The United States Bankruptcy Court for the Southern District of New York has approved bankrupt crypto lender Celsius Network’s plan to convert its altcoins into Bitcoin (BTC) and Ether (ETH).
The order was issued by Judge Martin Glenn, and the liquidations will pave the way for the distribution of the funds to creditors in the near future.
Following discussions between Celsius Network handlers and the United States Securities and Exchange Commission (SEC), the proposal has been officially approved. As per the bankruptcy judge’s ruling, the troubled lender is authorized to:
“sell or convert any cryptocurrency assets, excluding tokens associated with Withhold or Custody accounts, into BTC or ETH starting from July 1, 2023.”
Celsius Network, which faced bankruptcy last year following the collapse of Terraform Labs and its associated tokens Terra (LUNA) and TerraUSD (UST), has left creditors waiting for resolution. Despite the bankruptcy filing months ago, the recent verdict has introduced new possibilities and extended the proceedings.
Despite the ongoing presence of creditors, Celsius Network has undergone a change in ownership since its sale to the crypto consortium Fahrenheit was officially approved in May 2023. As a result, the network now operates under the stewardship of its new owners.
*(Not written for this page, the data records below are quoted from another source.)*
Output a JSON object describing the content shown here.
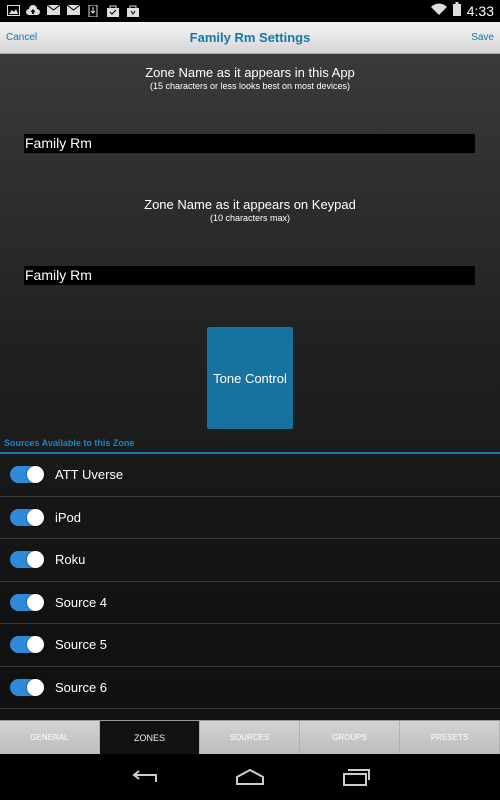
{
  "status_bar": {
    "time": "4:33",
    "left_icons": [
      "image-icon",
      "cloud-upload-icon",
      "mail-icon",
      "mail-icon",
      "download-icon",
      "shopping-bag-icon",
      "shopping-bag-icon"
    ]
  },
  "header": {
    "title": "Family Rm Settings",
    "cancel_label": "Cancel",
    "save_label": "Save"
  },
  "zone_app_name": {
    "caption": "Zone Name as it appears in this App",
    "hint": "(15 characters or less looks best on most devices)",
    "value": "Family Rm"
  },
  "zone_keypad_name": {
    "caption": "Zone Name as it appears on Keypad",
    "hint": "(10 characters max)",
    "value": "Family Rm"
  },
  "tone_control_label": "Tone Control",
  "sources": {
    "section_label": "Sources Available to this Zone",
    "items": [
      {
        "label": "ATT Uverse",
        "enabled": true
      },
      {
        "label": "iPod",
        "enabled": true
      },
      {
        "label": "Roku",
        "enabled": true
      },
      {
        "label": "Source 4",
        "enabled": true
      },
      {
        "label": "Source 5",
        "enabled": true
      },
      {
        "label": "Source 6",
        "enabled": true
      }
    ]
  },
  "tabs": [
    {
      "label": "GENERAL",
      "active": false
    },
    {
      "label": "ZONES",
      "active": true
    },
    {
      "label": "SOURCES",
      "active": false
    },
    {
      "label": "GROUPS",
      "active": false
    },
    {
      "label": "PRESETS",
      "active": false
    }
  ],
  "colors": {
    "accent": "#1779a8",
    "toggle_on": "#2f8bd9",
    "tone_button": "#1673a0"
  }
}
Related: Celsius creditors allege Wintermute facilitated ‘wash trading’ — Report
The recently revealed owners have announced their intention to develop a revised bankruptcy plan. Although specific details of these plans have yet to be disclosed, one certainty is that the Fahrenheit consortium will exclusively distribute the assets in Bitcoin and Ethereum, excluding any other tokens.
Following Celsius Network’s bankruptcy, similar platforms such as Voyager Digital and FTX Derivatives Exchange also faced financial challenges, prompting them to explore unique strategies to address creditor demands for reimbursement.